Psychiatry and clinical neurosciences
December 1, 2024
Yohei Ohtani, Hideaki Tani, Kie Nomoto-Takahashi et al.
13 citations
In a double-blind randomized placebo-controlled trial with 34 Japanese patients suffering from treatment-resistant depression, intravenous ketamine (0.5 mg/kg) given twice a week for two weeks did not show a statistically significant advantage over placebo in reducing depression scores when all participants were analyzed together. However, among those who completed the full treatment protocol, ketamine led to a significantly greater reduction in depressive symptoms than placebo. Higher baseline depression severity and body mass index were linked to greater symptom improvement with ketamine. Adverse events were more common with ketamine but no serious events occurred. These results suggest ketamine may be effective for treatment-resistant depression across diverse ethnic groups.
Molecular psychiatry
July 1, 2026
Waki Nakajima, Tetsu Arisawa, Susumu Jitsuki et al.
1 citation
A novel compound, K-4, which positively modulates AMPA receptors, produced longer-lasting antidepressant-like effects in a rat model of treatment-resistant depression than ketamine alone. K-4 reduced expression of the enzyme NOX-1 in the medial prefrontal cortex. Blocking NOX-1, either with an inhibitor or by genetic knockdown, prolonged ketamine's antidepressant-like effects and reduced abnormal bursting in the lateral habenula, a brain region linked to depression. Suppressing NOX-1 may be a promising strategy for extending the benefits of ketamine in treatment-resistant depression.
Pharmacopsychiatry
July 7, 2026
Kie Nomoto, Yohei Ohtani, Taisuke Yatomi et al.

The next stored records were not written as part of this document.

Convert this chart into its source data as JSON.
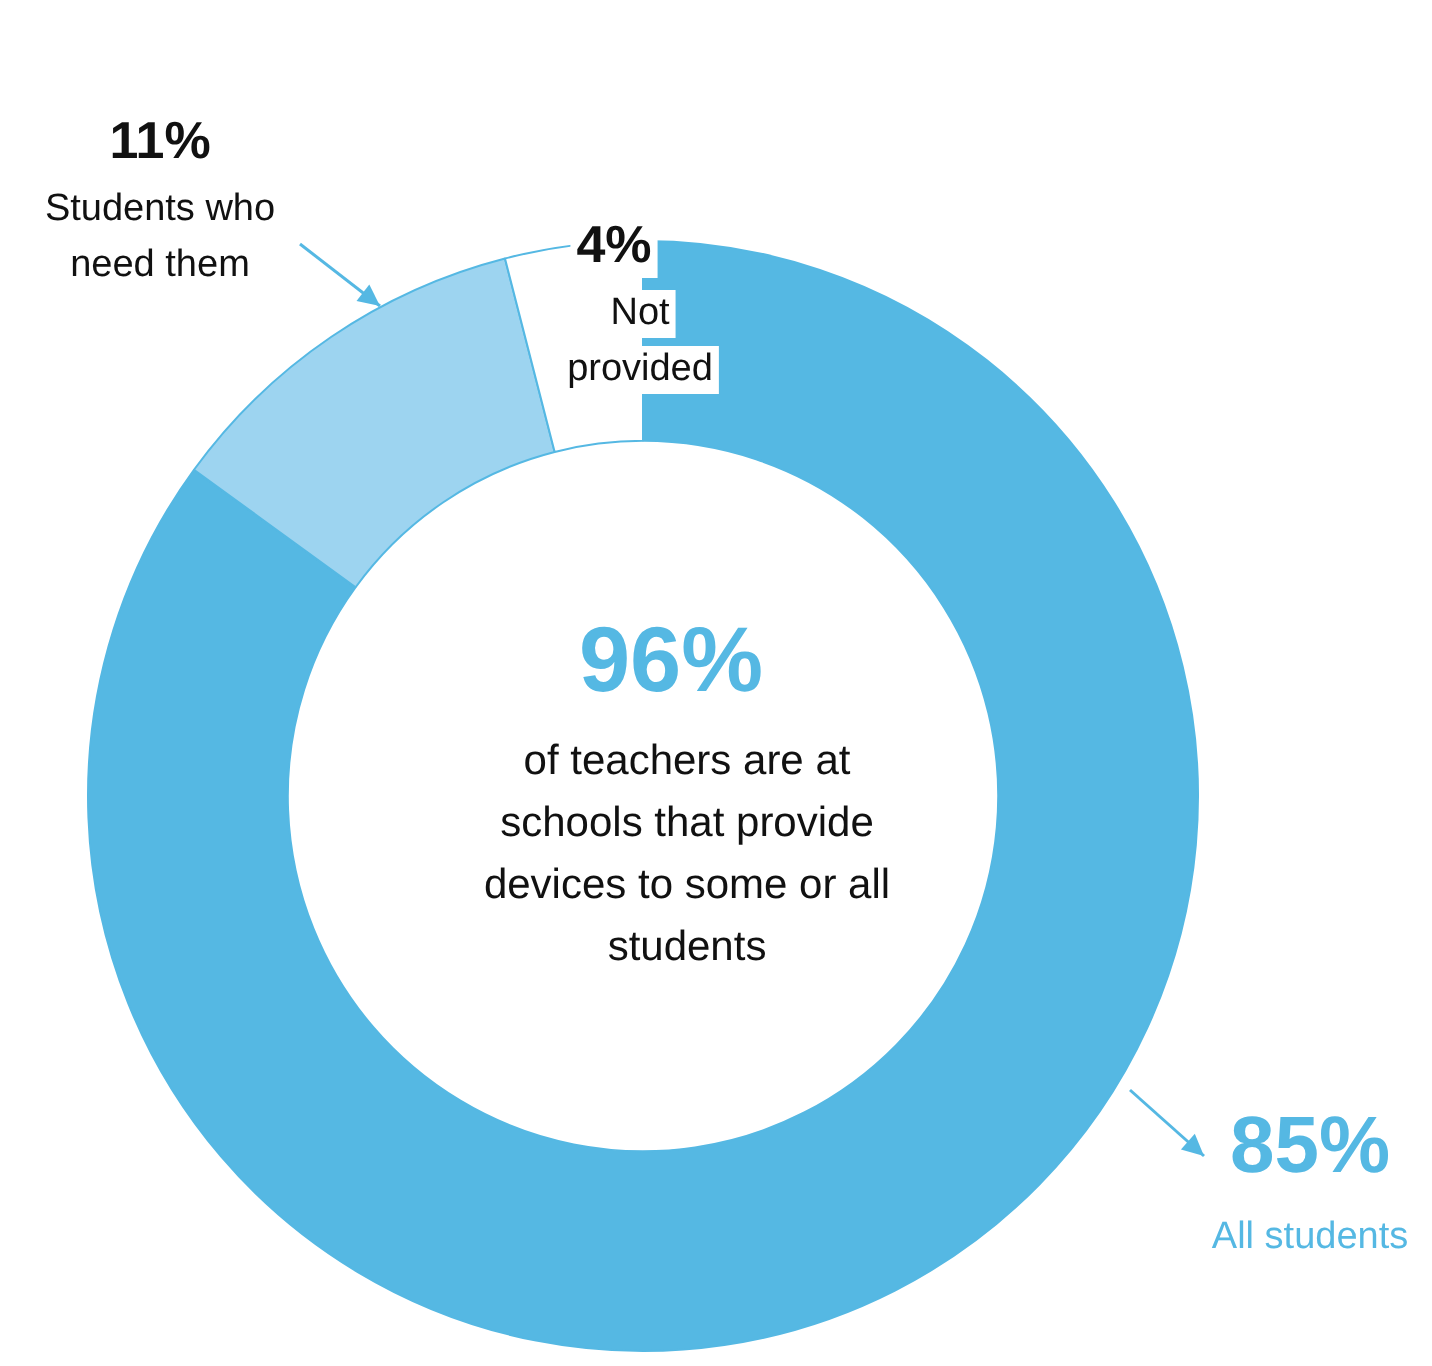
{
  "chart_data": {
    "type": "donut",
    "categories": [
      "All students",
      "Students who need them",
      "Not provided"
    ],
    "values": [
      85,
      11,
      4
    ],
    "colors": [
      "#55b8e3",
      "#9dd4f0",
      "#ffffff"
    ],
    "value_labels": [
      "85%",
      "11%",
      "4%"
    ],
    "annotations": [
      "96%",
      "of teachers are at schools that provide devices to some or all students"
    ],
    "legend": false
  }
}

In a double-blind, randomized, placebo-controlled trial, 34 Japanese patients with treatment-resistant depression received four intravenous doses of either ketamine (0.5 mg/kg) or saline. No significant differences emerged between the groups on objective or subjective cognitive function measures. Among ketamine-treated patients, those who responded to treatment (at least 50% reduction on the Montgomery-Åsberg Depression Rating Scale) showed greater improvement in subjective cognitive function than non-responders. Participants with weaker inhibitory control at baseline experienced larger reductions in depressive symptoms after ketamine. Repeated ketamine administration did not worsen cognitive function compared to placebo, suggesting cognitive safety, and baseline cognitive control deficits may predict better treatment response.